‘I was brought up in a distant province which lies farther than the farthest end of the Eastern Road. I am ashamed to think that inhabitants of the Royal City will think me an uncultured girl.’ So begins what is called The Sarashina Diary and which is considered one of the very earliest and most beautiful of travel diaries. The author, whose real name is not known, was a Japanese lady-in-waiting born 1,000 years ago.
It is not clear how the famous diary, and its author, came to get their name, but it probably arose because the geographical district, Sarashina, is alluded to in one of the book’s poems. However, it is known that Lady Sarashina was related to another (and slightly earlier) famous diarist, also without an exact name, but who’s referred to as the mother of Michitsuna. Lady Sarashina was probably born in 1008, in other words one thousand years ago (at a time when Ethelred the Unready was still trying to protect England from Danish invaders, and nearly a century before the first university would be founded in the western world, at Bologna).
What we know today about Lady Sarashina comes mostly from the diary, and Wikipedia has a good summary. In her childhood, she traveled to the provinces with her father, an assistant governor, and back to the capital some years later. She married late, in her 30s, and became a lady-in-waiting. Apparently, though, she was indifferent to her husband and children, and too shy and old for a successful career in court.
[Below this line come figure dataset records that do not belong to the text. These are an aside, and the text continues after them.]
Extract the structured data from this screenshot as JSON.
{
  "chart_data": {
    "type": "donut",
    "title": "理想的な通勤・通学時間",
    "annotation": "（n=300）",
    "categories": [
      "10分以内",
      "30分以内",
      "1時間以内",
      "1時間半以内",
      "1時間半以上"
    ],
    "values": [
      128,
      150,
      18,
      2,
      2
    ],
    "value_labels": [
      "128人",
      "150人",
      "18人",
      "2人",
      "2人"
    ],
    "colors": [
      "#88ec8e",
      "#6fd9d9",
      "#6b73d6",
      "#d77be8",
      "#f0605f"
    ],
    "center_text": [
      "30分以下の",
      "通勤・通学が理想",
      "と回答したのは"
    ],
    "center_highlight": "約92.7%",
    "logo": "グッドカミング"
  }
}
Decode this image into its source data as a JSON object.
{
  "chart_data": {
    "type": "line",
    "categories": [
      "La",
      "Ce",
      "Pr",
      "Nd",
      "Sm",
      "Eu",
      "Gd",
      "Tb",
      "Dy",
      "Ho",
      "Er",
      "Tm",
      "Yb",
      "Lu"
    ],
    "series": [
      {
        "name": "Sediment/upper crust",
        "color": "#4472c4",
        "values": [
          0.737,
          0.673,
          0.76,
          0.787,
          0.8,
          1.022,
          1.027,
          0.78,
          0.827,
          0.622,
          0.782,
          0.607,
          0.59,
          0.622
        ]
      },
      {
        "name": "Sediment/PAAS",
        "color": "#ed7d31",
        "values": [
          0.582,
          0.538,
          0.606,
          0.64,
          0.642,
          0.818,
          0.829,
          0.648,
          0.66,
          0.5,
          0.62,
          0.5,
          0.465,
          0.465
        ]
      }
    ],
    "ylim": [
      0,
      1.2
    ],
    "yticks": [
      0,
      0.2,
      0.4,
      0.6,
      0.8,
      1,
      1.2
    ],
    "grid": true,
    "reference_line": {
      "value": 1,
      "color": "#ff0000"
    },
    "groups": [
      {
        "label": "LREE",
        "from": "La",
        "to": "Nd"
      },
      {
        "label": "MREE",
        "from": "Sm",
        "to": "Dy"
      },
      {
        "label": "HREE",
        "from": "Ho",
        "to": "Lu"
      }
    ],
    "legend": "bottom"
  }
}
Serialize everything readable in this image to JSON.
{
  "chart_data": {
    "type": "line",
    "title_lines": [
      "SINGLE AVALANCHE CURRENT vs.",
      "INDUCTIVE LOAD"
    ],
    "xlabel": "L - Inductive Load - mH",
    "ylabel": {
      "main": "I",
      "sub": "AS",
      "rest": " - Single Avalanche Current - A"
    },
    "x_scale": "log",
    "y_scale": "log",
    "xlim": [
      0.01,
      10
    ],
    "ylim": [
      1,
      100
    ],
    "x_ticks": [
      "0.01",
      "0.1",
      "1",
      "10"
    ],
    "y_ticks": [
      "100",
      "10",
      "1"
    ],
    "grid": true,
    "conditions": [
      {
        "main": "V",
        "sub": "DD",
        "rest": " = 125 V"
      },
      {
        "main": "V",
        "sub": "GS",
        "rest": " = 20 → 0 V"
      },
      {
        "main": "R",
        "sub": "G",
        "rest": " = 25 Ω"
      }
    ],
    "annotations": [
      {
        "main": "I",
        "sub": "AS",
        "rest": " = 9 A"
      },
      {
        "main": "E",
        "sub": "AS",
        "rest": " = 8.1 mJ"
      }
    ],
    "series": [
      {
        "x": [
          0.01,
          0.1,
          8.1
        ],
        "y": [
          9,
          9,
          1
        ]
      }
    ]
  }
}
The diary was translated in the early part of the 19th century by Annie Shepley Omori and Kochi Doi and published along with others in Diaries of Court Ladies of Old Japan. The full text of the diary, as translated for that book and now out of copyright, is available online thanks to The Celebration of Women Writers website. Many pages and some illustrations from the book can also be viewed at Googlebooks
Here is another extract from The Sarashina Diary.
‘Mount Fuji is in this Province. In the Province where I was brought up I saw that mountain far towards the West. It towers up painted with deep blue, and covered with eternal snow. It seems that it wears a dress of deep violet and a white veil over its shoulders. From the little level place of the top smoke was going up. In the evening we even saw burning fires there. The Fuji River comes tumbling down from that mountain. A man of the Province came up to us and told us a story.
‘Once I went on an errand. It was a very hot day, and I was resting on the bank of the stream when I saw something yellow come floating down. It came to the bank of the river and stuck there. I picked it up and found it to be a scrap of yellow paper with words elegantly written on it in cinnabar. Wondering much I read it. On the paper was a prophecy of the Governors to be appointed next year. As to this Province there were written the names of two Governors. I wondered more and more, and drying the paper, kept it. When the day of the announcement came, this paper held no mistake, and the man who became the Governor of this Province died after three months, and the other succeeded him.’
There are such things. I think that the gods assemble there on that mountain to settle the affairs of each new year.’